Наглый, бессовестный Бестыжев!
Тебе ли не все равно, Вера, куда и с кем ушел Бестужев? Ты хотела привлечь внимание Чернышова и, кажется, у тебя это получается, так отчего же ты злишься? И уж если быть с собой до конца откровенной, то Бестужев как раз выполняет свою часть уговора, когда ты, Илюхина, даже за проект еще не садилась. Если бы не Егор, я бы никогда не была в числе гостей этого дома и не сидела напротив Артема, одаренная его улыбками. Поэтому прекращай вести себя, как неблагодарная зануда.
Возвращаю внимание обратно к игре и вновь сталкиваюсь взглядом с Артемом. По телу разливается приятное тепло, и я понемногу расслабляюсь.
— Что нужно сделать этому фанту? — выкрикивает Карина, опуская руку в бархатный красный мешочек.
Парень в шляпе, окончив свое выступление, задумчиво прищуривает глаза, придумывая задание следующему игроку.
— Станцевать танец живота, — вдруг заявляет простреленный ковбой, а я мысленно молюсь, чтобы этот фант не достался мне.
К моему безмерному счастью Дивеева извлекает портмоне Роберта и подмигивает парню под общее ликование и овации. Он выходит лениво, кланяется и смеется, когда игроки просят его оголить живот и повилять бедрами.

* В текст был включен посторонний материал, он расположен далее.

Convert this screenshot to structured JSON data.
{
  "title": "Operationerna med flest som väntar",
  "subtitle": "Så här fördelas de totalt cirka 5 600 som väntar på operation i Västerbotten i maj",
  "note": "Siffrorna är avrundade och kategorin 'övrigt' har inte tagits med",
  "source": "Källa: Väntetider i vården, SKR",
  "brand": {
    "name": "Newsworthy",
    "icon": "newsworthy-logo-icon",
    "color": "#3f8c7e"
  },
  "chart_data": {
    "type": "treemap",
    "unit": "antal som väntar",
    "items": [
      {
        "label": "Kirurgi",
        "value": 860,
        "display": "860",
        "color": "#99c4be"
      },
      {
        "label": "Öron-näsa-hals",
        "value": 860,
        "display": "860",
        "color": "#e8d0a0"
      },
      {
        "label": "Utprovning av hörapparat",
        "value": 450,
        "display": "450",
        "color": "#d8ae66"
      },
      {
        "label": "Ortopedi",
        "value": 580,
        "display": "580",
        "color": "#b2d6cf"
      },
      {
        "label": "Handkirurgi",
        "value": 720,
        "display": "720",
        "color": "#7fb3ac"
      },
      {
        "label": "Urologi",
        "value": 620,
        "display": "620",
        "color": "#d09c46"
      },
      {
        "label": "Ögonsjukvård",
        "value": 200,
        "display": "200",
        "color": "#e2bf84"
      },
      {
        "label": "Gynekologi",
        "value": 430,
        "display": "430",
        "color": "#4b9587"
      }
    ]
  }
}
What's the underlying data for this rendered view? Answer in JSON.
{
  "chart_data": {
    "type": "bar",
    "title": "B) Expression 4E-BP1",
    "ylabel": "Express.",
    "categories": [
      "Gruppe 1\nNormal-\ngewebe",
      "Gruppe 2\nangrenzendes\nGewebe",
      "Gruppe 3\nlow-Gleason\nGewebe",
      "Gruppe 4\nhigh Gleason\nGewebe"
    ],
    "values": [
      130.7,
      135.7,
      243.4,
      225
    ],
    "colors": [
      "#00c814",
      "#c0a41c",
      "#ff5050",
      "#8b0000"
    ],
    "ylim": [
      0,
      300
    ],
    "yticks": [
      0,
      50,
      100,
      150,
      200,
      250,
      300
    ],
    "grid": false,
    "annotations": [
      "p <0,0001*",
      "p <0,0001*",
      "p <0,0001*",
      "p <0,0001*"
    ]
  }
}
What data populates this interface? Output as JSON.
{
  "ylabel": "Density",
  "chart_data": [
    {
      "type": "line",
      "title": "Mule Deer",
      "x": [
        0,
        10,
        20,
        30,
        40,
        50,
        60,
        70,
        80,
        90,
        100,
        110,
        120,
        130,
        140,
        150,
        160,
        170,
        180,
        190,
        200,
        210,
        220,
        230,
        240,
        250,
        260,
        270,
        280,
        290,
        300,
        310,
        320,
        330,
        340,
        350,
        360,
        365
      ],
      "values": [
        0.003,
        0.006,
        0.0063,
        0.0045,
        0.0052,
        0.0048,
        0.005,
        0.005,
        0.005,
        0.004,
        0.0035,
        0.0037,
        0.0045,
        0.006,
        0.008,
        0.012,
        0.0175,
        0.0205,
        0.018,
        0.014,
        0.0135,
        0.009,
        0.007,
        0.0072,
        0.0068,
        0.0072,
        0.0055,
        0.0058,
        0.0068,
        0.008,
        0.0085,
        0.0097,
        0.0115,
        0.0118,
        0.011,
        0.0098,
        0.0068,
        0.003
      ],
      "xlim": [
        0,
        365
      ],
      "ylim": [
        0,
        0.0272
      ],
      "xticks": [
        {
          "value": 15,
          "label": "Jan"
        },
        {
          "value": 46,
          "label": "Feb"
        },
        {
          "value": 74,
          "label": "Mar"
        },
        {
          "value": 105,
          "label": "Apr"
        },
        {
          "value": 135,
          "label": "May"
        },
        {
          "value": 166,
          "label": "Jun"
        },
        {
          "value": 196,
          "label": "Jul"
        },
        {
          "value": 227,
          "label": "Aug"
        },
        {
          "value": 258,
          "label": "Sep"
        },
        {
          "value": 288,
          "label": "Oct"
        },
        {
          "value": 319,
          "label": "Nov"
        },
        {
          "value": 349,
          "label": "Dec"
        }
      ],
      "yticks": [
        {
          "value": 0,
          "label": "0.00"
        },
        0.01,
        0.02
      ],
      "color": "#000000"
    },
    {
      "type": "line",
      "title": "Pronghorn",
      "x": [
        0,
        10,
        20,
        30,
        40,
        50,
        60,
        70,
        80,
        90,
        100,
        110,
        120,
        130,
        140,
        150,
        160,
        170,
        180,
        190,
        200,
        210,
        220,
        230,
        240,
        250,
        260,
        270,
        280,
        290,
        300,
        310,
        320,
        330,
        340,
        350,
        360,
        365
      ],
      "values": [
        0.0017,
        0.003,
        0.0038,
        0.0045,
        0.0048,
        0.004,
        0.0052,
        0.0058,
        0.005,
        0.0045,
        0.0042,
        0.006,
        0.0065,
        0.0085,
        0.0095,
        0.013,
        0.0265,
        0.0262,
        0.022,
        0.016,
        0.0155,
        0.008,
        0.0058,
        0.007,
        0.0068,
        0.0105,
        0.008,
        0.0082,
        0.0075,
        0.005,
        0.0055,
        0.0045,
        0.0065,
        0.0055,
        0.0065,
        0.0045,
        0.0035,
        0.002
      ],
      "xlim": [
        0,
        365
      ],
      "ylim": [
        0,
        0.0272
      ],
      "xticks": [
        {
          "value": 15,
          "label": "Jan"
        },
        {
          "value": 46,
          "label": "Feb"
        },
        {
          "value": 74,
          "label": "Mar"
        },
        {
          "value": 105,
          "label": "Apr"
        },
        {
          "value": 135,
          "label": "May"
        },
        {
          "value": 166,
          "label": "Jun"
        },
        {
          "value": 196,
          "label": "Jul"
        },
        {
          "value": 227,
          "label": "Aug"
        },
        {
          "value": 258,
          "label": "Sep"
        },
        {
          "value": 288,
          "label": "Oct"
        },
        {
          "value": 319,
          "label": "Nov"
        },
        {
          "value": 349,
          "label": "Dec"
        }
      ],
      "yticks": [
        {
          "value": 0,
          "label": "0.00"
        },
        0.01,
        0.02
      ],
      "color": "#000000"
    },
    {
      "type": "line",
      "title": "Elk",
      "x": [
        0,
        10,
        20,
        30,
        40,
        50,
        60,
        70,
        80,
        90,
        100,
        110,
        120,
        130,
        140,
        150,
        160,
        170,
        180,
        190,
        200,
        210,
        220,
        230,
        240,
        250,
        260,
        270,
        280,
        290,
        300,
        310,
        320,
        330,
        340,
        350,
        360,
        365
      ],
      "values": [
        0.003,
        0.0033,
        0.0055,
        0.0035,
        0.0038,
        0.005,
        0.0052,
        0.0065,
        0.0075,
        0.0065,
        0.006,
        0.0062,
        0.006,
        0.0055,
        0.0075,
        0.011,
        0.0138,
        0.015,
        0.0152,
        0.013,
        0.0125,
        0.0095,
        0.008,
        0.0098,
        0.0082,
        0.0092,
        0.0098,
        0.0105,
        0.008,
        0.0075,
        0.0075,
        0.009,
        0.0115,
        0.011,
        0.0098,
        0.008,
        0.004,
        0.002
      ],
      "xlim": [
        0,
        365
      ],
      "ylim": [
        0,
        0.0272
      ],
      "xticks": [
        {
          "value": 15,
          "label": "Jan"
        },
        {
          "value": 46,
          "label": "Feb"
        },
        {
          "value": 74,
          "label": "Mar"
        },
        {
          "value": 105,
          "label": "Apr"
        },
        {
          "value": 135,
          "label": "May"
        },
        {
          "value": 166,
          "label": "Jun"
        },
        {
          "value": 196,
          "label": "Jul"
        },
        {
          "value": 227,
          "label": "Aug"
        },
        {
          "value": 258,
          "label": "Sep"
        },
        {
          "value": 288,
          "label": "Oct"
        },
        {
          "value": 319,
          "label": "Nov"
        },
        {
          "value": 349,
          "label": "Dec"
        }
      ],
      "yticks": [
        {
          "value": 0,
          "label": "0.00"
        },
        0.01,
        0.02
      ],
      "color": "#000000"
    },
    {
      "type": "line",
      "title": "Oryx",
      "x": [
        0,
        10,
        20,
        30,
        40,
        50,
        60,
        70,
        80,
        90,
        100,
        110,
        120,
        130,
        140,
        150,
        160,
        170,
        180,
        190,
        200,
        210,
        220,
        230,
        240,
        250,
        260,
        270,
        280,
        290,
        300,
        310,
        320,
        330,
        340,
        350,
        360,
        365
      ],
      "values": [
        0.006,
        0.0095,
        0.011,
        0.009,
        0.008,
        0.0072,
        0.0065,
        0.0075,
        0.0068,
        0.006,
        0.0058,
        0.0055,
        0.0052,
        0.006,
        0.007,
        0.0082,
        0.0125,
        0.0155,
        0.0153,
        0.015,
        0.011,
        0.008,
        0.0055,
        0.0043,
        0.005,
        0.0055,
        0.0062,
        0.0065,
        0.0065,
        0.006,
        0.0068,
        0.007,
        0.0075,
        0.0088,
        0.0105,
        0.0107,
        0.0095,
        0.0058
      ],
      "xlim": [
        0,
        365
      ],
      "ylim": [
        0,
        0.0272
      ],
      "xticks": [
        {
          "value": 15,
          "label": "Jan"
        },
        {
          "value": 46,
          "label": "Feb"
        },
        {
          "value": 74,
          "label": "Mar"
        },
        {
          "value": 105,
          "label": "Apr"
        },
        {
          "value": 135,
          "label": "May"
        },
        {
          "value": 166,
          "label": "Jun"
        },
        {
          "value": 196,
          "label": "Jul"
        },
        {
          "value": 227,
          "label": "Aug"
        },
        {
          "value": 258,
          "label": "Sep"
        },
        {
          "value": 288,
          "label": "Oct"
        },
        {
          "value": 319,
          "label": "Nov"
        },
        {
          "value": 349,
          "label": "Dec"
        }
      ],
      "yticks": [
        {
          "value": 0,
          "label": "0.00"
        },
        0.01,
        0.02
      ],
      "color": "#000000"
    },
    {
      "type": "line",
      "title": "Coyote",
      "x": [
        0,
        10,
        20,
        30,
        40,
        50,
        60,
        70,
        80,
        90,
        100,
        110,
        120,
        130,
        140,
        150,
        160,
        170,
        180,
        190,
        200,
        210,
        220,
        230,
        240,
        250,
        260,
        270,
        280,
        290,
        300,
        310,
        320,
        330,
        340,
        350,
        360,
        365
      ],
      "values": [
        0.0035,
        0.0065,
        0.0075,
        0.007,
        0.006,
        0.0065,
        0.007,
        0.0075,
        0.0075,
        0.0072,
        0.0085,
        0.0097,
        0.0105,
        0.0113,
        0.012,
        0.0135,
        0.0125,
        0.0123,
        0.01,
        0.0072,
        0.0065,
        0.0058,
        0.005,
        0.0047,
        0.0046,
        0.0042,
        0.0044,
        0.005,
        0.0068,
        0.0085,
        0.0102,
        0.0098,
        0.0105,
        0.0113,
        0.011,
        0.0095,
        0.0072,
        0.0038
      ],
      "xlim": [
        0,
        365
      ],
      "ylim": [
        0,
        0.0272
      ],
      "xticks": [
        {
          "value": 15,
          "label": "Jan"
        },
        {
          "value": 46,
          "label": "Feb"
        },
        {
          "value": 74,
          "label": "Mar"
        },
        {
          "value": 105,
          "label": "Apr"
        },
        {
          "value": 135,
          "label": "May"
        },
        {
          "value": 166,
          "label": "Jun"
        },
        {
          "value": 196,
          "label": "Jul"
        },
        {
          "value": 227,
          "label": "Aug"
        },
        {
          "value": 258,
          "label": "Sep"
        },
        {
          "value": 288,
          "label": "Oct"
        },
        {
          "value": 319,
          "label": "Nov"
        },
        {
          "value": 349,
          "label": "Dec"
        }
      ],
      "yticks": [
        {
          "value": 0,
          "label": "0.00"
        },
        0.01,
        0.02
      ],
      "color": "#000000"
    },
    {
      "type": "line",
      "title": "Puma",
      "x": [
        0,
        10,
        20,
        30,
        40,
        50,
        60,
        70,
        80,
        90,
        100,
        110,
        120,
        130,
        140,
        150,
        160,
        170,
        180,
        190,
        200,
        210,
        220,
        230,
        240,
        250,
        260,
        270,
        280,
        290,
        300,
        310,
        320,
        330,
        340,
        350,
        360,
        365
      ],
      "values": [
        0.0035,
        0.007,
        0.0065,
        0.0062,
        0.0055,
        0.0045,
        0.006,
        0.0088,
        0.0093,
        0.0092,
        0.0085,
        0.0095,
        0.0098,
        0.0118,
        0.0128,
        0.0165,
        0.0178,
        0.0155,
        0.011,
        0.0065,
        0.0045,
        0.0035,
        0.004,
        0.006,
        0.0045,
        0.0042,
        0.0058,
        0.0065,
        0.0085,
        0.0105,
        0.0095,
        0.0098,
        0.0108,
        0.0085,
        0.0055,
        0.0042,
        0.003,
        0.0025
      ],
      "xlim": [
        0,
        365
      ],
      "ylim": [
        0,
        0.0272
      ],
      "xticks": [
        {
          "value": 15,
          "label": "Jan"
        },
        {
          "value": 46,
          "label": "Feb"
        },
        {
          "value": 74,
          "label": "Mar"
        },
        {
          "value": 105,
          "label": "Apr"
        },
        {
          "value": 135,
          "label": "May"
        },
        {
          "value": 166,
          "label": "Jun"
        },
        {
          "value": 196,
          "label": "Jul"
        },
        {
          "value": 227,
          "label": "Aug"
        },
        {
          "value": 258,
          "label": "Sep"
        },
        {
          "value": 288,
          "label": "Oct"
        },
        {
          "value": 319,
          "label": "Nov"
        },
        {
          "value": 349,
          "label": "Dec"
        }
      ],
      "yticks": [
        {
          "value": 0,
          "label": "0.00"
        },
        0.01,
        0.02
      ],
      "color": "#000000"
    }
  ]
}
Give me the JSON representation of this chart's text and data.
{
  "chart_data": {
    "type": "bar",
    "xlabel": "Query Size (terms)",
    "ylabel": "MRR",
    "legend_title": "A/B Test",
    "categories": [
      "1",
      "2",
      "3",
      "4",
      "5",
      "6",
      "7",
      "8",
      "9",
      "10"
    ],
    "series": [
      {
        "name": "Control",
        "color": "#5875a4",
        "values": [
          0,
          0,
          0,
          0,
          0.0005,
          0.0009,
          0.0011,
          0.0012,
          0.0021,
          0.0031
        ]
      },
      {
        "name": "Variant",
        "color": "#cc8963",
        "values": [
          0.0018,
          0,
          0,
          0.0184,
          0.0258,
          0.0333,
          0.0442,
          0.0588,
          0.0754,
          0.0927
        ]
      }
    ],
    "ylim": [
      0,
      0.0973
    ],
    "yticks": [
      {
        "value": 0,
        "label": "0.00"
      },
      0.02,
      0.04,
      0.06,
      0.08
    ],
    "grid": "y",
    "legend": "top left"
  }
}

Хлопаю вместе со всеми, ободряюще поддерживая парня, который, к слову, вовсе неплох в танце.
— Что нужно сделать этому фанту? — Карина пристально смотрит на Роберта и заговорщически подмигивает ему.
Парень кивает, выпрямляется и произносит мне, глядя в глаза, хищно оскалив свой огромный обезьяний рот:
— Этому фанту нужно попросить у меня милостыню. Да так, чтобы я захотел ее дать.
Под редкие смешки Дивеева достаёт…
Я чувствую…мое сердце начинает тарабанить с головокружительной скоростью, вырываясь сквозь ребра.
Губы Карины разъезжаются в ехидной, довольной улыбке, когда в ее руке оказывается мой чокер-бант, который я одолжила в качестве своего фанта. Ощущаю, как к щекам приливает кровь. Слава Богу, что в моих глазах сейчас линзы, иначе бы мои собственные запросто выложили на общее блюдо салат из моей паники, обиды и унижения. Для большинства играющих это задание кажется вполне себе безобидным и смешным, но только пятеро из присутствующих здесь знают, какой скрытый смысл прячется в словах Роберта.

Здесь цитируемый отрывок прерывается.